Question

A block of mass $$m$$ on a smooth horizontal surface is connected to a second mass $2m$ by a light cord over a light friction less pulley as shown. (Neglect the mass of the cord and the pulley). A force of magnitude $F_0$​ is applied to mass $m$ as shown. Neglect any friction. Find the value of force ​$F_0$ for which the system will be in equilibrium

A.$mg$
B.$2mg$
C.$3mg$
D.$4mg$

Answer 1

Hint: when there is a mass attached to a rope tension is acted in the opposite direction of gravitational force acting on that mass. For this question find the tension on the rope, by that we will find the value of the required force.

Complete answer:

We have been given a block of mass $$m$$ on a smooth horizontal surface that is connected to a second mass $2m$ by a light cord over a light frictionless pulley.
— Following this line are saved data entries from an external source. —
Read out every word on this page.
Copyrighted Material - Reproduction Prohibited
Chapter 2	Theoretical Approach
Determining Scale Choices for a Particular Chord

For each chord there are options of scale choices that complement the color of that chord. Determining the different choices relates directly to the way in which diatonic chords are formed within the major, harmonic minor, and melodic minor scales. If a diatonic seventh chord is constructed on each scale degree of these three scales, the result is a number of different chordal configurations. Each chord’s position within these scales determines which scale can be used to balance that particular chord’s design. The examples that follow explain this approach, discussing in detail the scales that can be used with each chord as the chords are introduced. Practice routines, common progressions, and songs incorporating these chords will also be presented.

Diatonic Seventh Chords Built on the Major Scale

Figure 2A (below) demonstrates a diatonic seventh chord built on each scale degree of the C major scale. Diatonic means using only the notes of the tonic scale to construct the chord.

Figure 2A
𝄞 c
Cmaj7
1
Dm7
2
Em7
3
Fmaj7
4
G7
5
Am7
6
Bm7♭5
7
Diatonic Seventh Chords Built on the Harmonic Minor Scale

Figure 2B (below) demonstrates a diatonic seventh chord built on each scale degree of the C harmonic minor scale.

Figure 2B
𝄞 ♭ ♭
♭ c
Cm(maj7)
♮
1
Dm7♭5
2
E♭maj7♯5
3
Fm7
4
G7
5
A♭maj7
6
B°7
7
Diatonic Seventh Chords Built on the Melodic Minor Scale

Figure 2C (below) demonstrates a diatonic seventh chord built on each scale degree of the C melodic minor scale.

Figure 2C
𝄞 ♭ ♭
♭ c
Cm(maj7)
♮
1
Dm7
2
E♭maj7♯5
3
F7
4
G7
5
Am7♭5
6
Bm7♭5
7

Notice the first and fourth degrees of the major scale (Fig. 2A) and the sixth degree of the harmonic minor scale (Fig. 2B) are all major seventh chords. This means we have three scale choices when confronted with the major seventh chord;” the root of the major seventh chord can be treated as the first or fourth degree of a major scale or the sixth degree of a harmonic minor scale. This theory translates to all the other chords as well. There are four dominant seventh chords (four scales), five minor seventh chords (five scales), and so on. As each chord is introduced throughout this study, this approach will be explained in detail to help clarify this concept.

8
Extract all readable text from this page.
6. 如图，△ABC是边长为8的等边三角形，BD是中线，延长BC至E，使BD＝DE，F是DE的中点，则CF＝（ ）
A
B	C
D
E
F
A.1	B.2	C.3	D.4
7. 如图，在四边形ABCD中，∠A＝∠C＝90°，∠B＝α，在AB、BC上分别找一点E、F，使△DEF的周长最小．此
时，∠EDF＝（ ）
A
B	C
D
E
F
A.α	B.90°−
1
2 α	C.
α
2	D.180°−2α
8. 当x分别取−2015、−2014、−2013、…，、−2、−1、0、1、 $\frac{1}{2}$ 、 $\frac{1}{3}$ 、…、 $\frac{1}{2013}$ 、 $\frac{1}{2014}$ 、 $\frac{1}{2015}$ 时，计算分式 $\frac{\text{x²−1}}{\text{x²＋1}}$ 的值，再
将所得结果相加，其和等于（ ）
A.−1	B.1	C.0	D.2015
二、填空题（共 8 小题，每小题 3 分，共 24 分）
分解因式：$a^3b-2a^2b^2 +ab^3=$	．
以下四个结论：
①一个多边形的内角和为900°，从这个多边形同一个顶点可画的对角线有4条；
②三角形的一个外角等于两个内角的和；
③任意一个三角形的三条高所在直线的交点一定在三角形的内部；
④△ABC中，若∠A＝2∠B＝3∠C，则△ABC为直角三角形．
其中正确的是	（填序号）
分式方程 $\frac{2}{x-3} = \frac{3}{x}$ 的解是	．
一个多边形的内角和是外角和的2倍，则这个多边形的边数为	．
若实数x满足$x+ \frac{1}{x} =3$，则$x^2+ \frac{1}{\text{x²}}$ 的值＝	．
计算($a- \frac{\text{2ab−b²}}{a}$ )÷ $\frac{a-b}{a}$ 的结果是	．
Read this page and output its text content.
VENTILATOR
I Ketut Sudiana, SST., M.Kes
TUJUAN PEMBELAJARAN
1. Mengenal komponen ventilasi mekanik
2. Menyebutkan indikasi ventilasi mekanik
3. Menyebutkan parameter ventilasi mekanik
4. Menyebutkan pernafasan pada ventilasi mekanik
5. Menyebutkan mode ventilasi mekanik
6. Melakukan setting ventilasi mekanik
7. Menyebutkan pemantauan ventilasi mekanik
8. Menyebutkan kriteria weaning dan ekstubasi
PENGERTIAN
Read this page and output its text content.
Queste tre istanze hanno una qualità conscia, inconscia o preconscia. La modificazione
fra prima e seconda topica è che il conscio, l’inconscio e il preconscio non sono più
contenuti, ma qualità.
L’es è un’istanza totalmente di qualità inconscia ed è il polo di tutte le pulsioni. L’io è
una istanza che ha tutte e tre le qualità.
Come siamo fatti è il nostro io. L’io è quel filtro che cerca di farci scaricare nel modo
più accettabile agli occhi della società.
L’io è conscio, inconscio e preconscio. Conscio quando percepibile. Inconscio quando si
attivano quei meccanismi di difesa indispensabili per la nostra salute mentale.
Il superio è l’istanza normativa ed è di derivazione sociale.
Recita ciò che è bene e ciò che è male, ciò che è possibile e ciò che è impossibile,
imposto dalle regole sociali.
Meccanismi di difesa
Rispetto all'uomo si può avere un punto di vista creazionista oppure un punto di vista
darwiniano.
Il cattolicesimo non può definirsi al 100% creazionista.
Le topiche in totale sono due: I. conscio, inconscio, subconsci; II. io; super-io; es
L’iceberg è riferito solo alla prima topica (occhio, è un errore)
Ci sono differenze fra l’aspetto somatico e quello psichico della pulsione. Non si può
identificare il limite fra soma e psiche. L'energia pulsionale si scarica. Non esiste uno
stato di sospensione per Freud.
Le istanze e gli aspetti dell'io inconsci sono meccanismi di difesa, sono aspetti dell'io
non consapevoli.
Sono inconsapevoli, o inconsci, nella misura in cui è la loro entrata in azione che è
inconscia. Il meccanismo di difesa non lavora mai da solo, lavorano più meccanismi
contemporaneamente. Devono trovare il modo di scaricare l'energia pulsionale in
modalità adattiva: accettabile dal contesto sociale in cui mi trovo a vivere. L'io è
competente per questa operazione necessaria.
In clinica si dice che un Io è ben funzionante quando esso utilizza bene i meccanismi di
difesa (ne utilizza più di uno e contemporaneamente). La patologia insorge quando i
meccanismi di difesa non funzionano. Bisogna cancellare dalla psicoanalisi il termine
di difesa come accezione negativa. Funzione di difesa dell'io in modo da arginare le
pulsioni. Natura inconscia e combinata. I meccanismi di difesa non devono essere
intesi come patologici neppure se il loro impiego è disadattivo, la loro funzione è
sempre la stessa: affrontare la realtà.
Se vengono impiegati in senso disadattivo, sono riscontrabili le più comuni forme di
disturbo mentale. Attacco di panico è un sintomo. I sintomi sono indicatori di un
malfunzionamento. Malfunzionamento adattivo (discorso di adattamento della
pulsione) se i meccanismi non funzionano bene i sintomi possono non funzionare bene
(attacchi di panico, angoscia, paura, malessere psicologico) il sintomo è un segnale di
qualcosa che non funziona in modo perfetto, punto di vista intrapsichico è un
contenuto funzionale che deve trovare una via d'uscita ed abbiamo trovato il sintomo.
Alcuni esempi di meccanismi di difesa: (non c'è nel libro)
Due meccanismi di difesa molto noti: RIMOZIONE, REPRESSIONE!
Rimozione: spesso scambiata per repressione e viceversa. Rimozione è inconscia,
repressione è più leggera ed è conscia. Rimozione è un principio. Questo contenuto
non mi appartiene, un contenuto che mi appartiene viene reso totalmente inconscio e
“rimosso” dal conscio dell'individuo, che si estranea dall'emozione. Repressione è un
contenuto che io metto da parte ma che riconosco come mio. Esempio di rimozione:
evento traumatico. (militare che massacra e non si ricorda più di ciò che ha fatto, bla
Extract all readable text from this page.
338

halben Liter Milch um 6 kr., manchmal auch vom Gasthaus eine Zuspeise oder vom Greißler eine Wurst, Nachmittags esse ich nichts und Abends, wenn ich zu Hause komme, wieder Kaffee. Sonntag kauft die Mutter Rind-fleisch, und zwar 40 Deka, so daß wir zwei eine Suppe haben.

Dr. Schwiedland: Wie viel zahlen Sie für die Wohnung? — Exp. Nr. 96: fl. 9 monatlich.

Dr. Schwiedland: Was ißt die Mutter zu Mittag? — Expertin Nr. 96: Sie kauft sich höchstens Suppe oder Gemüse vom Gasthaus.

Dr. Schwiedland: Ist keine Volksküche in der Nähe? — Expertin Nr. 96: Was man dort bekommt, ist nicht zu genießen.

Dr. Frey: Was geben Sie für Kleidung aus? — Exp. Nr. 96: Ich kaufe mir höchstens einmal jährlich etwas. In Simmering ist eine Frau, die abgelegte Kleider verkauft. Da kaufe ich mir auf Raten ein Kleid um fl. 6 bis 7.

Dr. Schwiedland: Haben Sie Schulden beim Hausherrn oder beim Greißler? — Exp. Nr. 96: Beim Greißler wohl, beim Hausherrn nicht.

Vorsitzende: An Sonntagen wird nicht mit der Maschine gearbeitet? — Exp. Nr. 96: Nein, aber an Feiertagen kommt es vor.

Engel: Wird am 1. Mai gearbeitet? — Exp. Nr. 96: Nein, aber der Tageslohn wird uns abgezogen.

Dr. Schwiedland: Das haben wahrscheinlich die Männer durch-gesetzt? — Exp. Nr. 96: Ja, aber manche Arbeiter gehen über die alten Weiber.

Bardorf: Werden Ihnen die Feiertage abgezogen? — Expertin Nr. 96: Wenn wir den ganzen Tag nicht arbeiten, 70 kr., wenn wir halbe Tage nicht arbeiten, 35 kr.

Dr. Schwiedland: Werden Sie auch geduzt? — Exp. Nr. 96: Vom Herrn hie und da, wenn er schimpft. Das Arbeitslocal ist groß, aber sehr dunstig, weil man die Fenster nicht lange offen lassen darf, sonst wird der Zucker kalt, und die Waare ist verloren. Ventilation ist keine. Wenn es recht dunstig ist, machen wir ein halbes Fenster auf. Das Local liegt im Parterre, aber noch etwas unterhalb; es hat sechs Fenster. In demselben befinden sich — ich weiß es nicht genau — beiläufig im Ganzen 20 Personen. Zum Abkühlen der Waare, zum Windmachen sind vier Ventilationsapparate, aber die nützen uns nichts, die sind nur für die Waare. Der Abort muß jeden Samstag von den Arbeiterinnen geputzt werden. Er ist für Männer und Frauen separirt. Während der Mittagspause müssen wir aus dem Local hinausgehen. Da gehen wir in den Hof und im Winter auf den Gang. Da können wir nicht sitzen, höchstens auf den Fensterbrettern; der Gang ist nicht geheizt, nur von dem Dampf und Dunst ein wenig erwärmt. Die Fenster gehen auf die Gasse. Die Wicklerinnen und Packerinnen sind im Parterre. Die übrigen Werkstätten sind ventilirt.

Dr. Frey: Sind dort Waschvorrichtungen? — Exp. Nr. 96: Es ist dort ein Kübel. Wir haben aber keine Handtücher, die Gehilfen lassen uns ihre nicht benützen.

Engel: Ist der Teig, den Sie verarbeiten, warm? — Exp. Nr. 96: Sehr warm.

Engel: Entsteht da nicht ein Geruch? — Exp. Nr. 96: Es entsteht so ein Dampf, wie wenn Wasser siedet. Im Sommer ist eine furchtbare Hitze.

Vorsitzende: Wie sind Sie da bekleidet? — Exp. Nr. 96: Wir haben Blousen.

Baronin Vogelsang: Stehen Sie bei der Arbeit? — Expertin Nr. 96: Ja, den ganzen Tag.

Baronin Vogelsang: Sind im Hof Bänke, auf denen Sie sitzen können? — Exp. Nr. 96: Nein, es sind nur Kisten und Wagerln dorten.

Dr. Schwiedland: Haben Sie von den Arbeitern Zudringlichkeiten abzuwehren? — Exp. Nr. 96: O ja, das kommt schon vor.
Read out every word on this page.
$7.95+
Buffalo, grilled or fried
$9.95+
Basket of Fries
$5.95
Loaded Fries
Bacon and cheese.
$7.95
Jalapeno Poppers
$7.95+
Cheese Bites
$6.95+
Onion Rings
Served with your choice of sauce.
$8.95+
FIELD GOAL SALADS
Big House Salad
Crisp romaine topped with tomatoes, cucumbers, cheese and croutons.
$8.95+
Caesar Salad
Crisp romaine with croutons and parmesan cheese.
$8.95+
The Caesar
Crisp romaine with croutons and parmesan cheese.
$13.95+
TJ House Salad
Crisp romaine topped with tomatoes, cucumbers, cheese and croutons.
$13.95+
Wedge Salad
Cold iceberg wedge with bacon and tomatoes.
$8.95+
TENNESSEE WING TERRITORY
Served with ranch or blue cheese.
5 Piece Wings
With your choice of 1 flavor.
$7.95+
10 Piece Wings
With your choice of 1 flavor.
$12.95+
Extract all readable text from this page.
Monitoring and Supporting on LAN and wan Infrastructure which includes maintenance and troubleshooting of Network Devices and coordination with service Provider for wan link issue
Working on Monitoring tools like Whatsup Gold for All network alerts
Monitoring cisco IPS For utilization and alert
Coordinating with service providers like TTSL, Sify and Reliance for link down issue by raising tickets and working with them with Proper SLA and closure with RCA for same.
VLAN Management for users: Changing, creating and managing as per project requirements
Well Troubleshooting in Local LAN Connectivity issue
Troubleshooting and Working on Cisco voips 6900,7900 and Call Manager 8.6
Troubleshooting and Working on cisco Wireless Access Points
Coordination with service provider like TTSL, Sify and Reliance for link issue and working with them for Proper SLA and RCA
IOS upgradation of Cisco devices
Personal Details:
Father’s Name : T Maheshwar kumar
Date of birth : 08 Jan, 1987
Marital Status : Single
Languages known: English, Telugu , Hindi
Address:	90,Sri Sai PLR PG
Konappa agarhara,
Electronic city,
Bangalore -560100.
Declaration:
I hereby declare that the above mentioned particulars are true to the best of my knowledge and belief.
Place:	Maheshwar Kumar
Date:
Finding the tension acting on the rope.
Tension $T$ is acted in the upward direction which is balancing the downward weight $2mg$
So, $T=2mg$
From the figure we can see on mass $m$ , tension $2T$ is acting which is balancing the force $F_0$
So, $F_0=2T$
Putting the value of tension from above we get,
$\Rightarrow F_0=2\times 2mg$
$\Rightarrow F_0=4mg$

Hence, option D) $4mg$ is the correct option.

Note:
In physics, a tension force is the force created when a rope, string, or cable is stretched under a force. Tension is applied along the length of the rope/cable in the opposite direction of the force applied. Tension is also known by the terms stress, tensity, and tautness.